I think there's a lot of deeper underlying causes of the "culture wars", the biggest one being that getting people to argue over abortion/gun control/queerness/racism/etc is a good way to distract them from the endless fucking they're getting from corporations. The human tendency to say "if you accuse me of being a shit then I'll dig my heels in and be even MORE of a shit!" is just one of the many things that can be exploited by people who value financial profit over all other things.
@Angle @anthracite
"When you surround an army, leave an outlet free. Do not press a desperate foe too hard."
Ancient community management wisdom *giggle*
@Irick @anthracite @Angle to be fair, collapsing a pocket tends to go a lot better than letting a salient safely fall back at least in the long term?
@anthracite This and the MeFi discussion are interesting, but a lot of people seem to be treating MIT's stopit as if it were the only tool in the moderator's kit when stopit makes more sense as a gentle nudge for first offenders or people who are ordinarily well-behaved but might be having a bad day and lashing out online rather than taking it out on family and friends at home.
@starbreaker I'm definitely seeing this as a useful strategy for first offenses rather than an only tool. It's a mid-sized mallet to hang on the same wall as my +16 Flaming Banhammer, not the Banhammer's replacement.
@anthracite Next time someone annoys me in meatspace I'm going to say, "Someone using your face ..."
@anthracite I have really mixed feelings about this.
It's great that it cuts down on harassment and abusive behaviour, for sure.
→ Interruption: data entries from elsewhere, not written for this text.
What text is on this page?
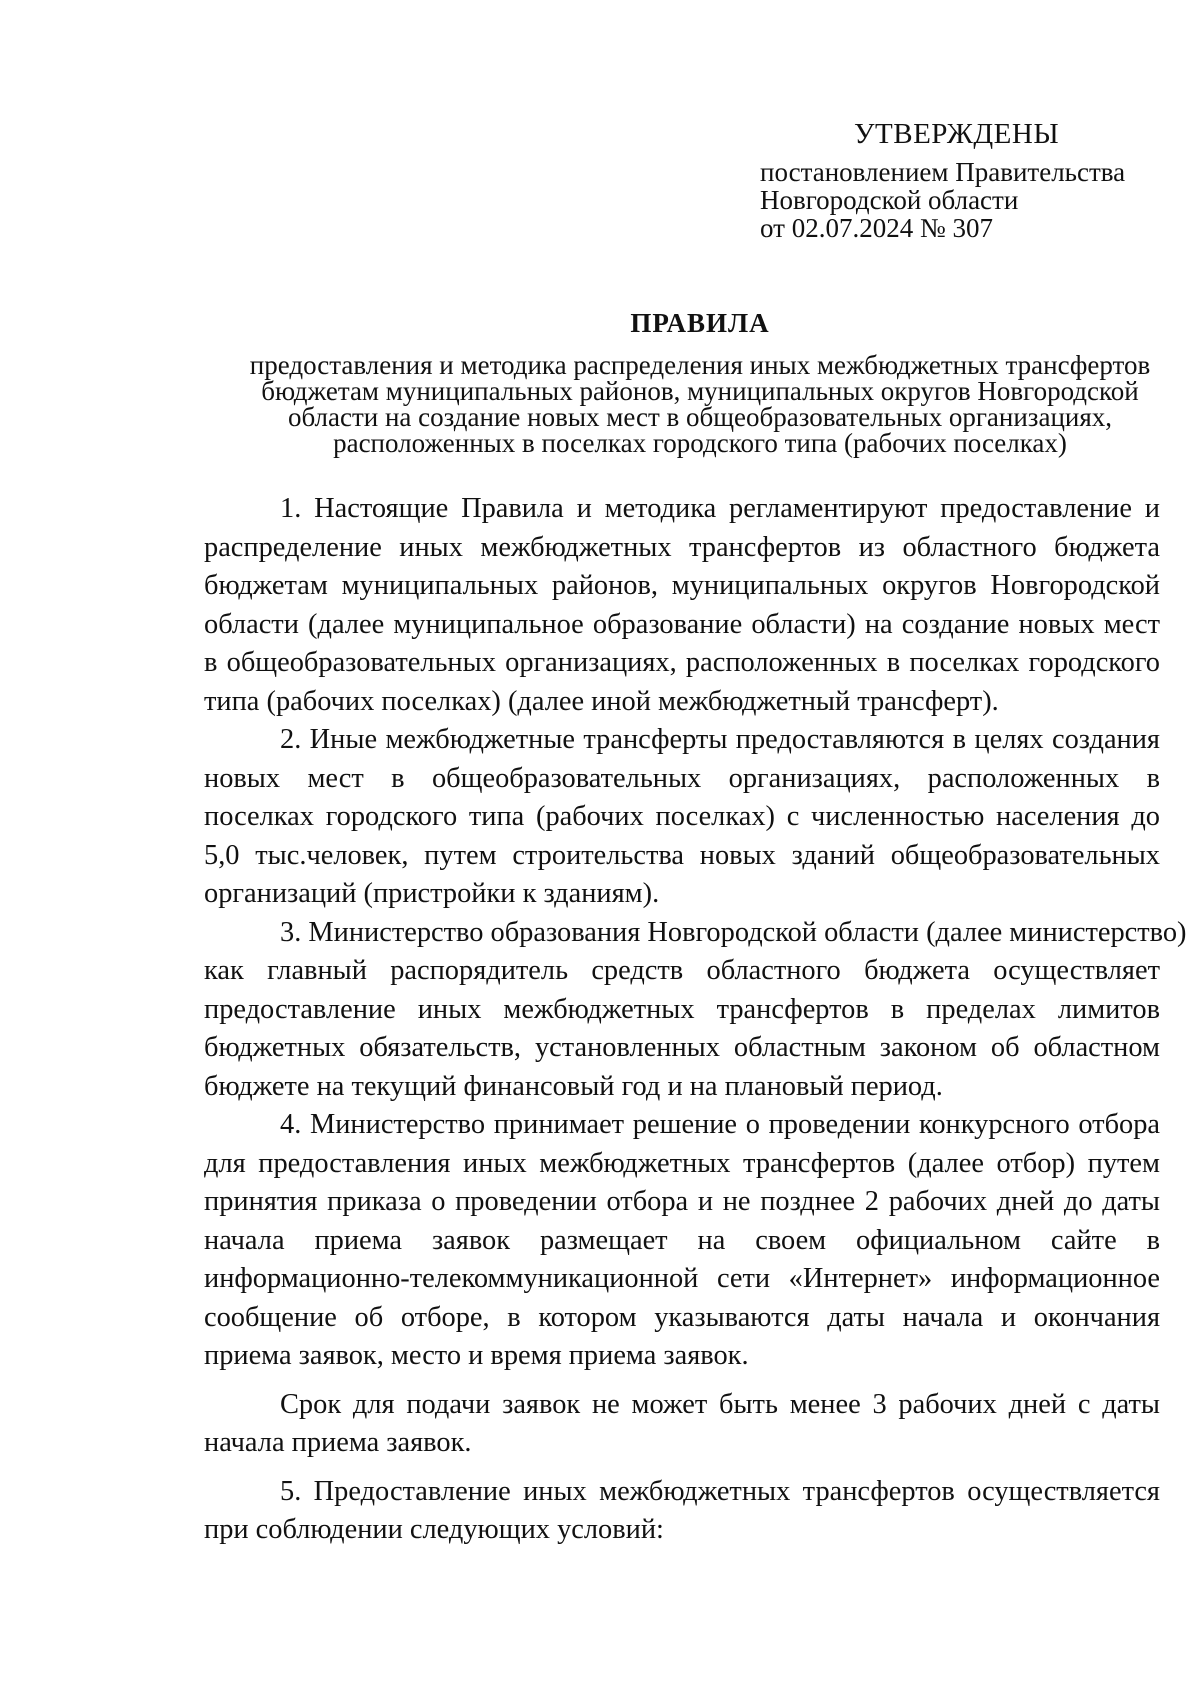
УТВЕРЖДЕНЫ
постановлением Правительства
Новгородской области
от 02.07.2024 № 307
ПРАВИЛА
предоставления и методика распределения иных межбюджетных трансфертов
бюджетам муниципальных районов, муниципальных округов Новгородской
области на создание новых мест в общеобразовательных организациях,
расположенных в поселках городского типа (рабочих поселках)
1. Настоящие Правила и методика регламентируют предоставление и
распределение иных межбюджетных трансфертов из областного бюджета
бюджетам муниципальных районов, муниципальных округов Новгородской
области (далее муниципальное образование области) на создание новых мест
в общеобразовательных организациях, расположенных в поселках городского
типа (рабочих поселках) (далее иной межбюджетный трансферт).
2. Иные межбюджетные трансферты предоставляются в целях создания
новых мест в общеобразовательных организациях, расположенных в
поселках городского типа (рабочих поселках) с численностью населения до
5,0 тыс.человек, путем строительства новых зданий общеобразовательных
организаций (пристройки к зданиям).
3. Министерство образования Новгородской области (далее министерство)
как главный распорядитель средств областного бюджета осуществляет
предоставление иных межбюджетных трансфертов в пределах лимитов
бюджетных обязательств, установленных областным законом об областном
бюджете на текущий финансовый год и на плановый период.
4. Министерство принимает решение о проведении конкурсного отбора
для предоставления иных межбюджетных трансфертов (далее отбор) путем
принятия приказа о проведении отбора и не позднее 2 рабочих дней до даты
начала приема заявок размещает на своем официальном сайте в
информационно-телекоммуникационной сети «Интернет» информационное
сообщение об отборе, в котором указываются даты начала и окончания
приема заявок, место и время приема заявок.
Срок для подачи заявок не может быть менее 3 рабочих дней с даты
начала приема заявок.
5. Предоставление иных межбюджетных трансфертов осуществляется
при соблюдении следующих условий:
But it allows the perpetrators to not take personal responsibility for the consequences of their words. It was "someone using your account" not "you".
But these are people for whom "treat others the way you want to be treated" probably wouldn't work in the first place.
But it's not the job of a sysadmin to teach that lesson.
Good to know there's a way, though!
@anthracite there's a lot of good stuff in that entire thread. I liked the comments from wires
@anthracite I initially learned the wrong lesson from this article, because I failed to read all the way to the bottom.
They're saying this is just a "quick fix" that doesn't really change anything & coddles the privileged. Helping people work through their defensiveness is strictly better, but OTOH cognitive assonance is still a way to achieve long term behavioral change.
@anthracite Ooooh... that is good subterfuge!!